Ces défis ont des implications sur le plan de la démocratie collective. Cette transformation générale de la société ne se fera pas par la prise du pouvoir d’état par une majorité de gauche ; elle suppose une myriade de luttes locales et globales. Ce n’est pas la loi qui suffit pour implanter une autre énergie (les éoliennes) face aux intérêts économiques installés, aux réglements bureaucratiques EDF et aux représentations technocratiques des ingénieurs. Ce sont les alliances des associations de consommateurs, des syndicats agricoles qui tisserons des réseaux de distribution agricole « courts » contre les trusts agricoles et la grande distribution. Avec ce nouveau mouvement politique, associant syndicats, partis de gauche, collectifs et associations de consommateurs nous quittons la structure parti-syndicat, nous abandonnons Marx pour Proudhon.
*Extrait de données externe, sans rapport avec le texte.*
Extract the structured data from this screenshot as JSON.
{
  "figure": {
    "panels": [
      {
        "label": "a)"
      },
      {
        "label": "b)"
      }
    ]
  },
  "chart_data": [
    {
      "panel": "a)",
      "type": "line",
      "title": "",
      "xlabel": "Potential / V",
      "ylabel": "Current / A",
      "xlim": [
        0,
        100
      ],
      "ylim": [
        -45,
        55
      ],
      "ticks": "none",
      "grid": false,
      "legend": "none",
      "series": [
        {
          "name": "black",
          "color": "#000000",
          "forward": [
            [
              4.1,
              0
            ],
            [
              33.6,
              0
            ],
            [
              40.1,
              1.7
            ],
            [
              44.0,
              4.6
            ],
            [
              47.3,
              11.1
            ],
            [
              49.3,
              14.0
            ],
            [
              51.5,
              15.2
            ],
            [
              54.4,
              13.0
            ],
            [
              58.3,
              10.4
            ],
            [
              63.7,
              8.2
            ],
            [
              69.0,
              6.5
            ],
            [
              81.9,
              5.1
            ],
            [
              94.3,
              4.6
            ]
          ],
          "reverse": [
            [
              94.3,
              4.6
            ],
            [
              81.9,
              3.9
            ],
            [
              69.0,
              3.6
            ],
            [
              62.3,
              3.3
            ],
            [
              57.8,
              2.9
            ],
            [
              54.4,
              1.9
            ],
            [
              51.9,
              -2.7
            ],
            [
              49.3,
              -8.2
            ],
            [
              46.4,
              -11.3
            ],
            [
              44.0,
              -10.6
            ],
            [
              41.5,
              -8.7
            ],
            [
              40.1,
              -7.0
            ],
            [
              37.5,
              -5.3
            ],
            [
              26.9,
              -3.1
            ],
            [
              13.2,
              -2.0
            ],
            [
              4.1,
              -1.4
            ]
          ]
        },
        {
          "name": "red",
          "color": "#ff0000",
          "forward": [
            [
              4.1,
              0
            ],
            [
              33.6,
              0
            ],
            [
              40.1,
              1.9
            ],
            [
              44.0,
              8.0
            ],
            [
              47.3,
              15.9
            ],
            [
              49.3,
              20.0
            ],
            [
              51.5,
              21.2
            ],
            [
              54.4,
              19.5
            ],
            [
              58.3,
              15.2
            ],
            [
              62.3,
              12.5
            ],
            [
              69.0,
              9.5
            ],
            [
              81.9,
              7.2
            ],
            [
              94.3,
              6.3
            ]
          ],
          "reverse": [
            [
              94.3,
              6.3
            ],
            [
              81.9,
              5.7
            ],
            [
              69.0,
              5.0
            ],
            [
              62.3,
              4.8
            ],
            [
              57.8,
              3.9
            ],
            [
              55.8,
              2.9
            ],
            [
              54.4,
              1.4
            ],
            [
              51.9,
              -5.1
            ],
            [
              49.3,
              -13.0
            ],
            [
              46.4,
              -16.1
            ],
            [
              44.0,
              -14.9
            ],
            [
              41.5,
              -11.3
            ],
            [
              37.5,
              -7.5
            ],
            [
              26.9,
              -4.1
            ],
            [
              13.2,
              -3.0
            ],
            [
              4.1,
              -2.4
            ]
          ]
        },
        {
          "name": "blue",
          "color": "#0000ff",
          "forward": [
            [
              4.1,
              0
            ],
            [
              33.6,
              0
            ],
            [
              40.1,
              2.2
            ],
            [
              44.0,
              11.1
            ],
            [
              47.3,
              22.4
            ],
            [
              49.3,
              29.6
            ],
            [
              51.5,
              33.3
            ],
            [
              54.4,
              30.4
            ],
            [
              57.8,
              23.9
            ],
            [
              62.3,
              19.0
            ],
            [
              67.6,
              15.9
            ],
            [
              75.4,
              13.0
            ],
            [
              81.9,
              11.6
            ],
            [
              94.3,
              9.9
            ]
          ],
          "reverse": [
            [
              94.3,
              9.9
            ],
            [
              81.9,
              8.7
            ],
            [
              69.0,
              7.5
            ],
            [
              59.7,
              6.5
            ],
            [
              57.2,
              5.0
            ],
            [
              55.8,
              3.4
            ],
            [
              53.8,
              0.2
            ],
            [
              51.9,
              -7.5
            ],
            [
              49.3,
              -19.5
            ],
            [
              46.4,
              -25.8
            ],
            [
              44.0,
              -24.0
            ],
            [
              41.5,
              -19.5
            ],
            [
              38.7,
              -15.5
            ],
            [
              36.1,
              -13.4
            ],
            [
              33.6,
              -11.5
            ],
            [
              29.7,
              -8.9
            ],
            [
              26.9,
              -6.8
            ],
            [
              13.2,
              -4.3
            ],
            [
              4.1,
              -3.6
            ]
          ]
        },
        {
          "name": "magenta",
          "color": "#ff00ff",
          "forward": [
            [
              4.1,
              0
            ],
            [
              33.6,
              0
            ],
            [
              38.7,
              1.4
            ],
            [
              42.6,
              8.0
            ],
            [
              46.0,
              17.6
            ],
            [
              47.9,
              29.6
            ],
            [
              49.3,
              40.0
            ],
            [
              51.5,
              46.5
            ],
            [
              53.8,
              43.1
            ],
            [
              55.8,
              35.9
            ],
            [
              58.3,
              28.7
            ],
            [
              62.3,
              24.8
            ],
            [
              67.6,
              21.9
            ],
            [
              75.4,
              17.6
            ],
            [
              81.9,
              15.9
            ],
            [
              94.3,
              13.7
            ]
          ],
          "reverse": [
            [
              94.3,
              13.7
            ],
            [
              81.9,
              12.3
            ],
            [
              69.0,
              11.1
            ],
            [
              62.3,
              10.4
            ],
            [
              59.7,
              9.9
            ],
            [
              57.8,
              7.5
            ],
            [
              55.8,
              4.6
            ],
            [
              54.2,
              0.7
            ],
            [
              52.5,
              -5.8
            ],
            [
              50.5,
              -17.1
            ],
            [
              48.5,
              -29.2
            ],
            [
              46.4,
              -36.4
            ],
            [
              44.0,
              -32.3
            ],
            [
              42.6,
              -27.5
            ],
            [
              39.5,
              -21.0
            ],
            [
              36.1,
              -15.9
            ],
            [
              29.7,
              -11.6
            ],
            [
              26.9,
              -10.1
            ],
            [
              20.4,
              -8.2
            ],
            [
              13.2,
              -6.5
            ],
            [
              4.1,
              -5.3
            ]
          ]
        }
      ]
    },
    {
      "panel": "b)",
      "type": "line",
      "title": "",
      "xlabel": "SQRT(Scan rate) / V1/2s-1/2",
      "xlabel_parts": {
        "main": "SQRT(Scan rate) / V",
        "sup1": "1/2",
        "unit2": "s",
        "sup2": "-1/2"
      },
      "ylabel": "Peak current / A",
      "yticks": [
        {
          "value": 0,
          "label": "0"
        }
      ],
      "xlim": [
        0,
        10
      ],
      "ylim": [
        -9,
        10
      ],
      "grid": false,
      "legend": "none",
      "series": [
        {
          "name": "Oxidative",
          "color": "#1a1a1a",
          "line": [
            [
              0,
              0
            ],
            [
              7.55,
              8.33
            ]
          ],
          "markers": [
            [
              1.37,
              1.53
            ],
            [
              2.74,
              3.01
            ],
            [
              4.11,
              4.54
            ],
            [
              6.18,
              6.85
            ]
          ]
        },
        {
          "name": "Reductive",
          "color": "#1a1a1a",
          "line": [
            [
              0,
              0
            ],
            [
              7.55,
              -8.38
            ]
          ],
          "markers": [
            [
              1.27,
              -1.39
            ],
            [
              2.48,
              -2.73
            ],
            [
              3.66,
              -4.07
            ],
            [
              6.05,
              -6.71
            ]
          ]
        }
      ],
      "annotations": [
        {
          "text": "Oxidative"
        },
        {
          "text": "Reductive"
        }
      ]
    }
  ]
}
Les idéaux de cette nouvelle gauche doivent s’élargir à des luttes nouvelles (mobilisations pour les causes médicales, environnement et risques industriels...) nécessitant une démocratie élargie surgissant directement des habitants ou des professionnels. On en a vu les embryons avec le mouvement des chercheurs ou des intermittents. C’est peu dire que cela tranche avec le cadre d’action historique de la gauche.
Enfin, il faudra bien articuler long terme (le projet d’une autre société) et court terme (les échéances électorales). Ce n’est pas la présence de Fabius, dans un rôle de composition anti libéral, qui pousse à cette interrogation ; c’est l’obligation de débouchés institutionnels démocratiques. Si la galaxie composant la gauche du non n’opère pas cette conversion et si elle ne fait pas le deuil de son rêve d’un changement global par en haut et d’une transformation radicale (avant, on osait parler de révolution), elle aura organisé un mouvement poujadiste de gauche contre l’Europe. Il ne suffit pas de stigmatiser D. Cohn Bendit comme libéral, encore faut-il faire comme il l’a fait (et plus clairement) cette mutation de pensée qui décrit la voie et les étapes d’un réformisme radical. Faute de quoi, nous reverrons Le Pen.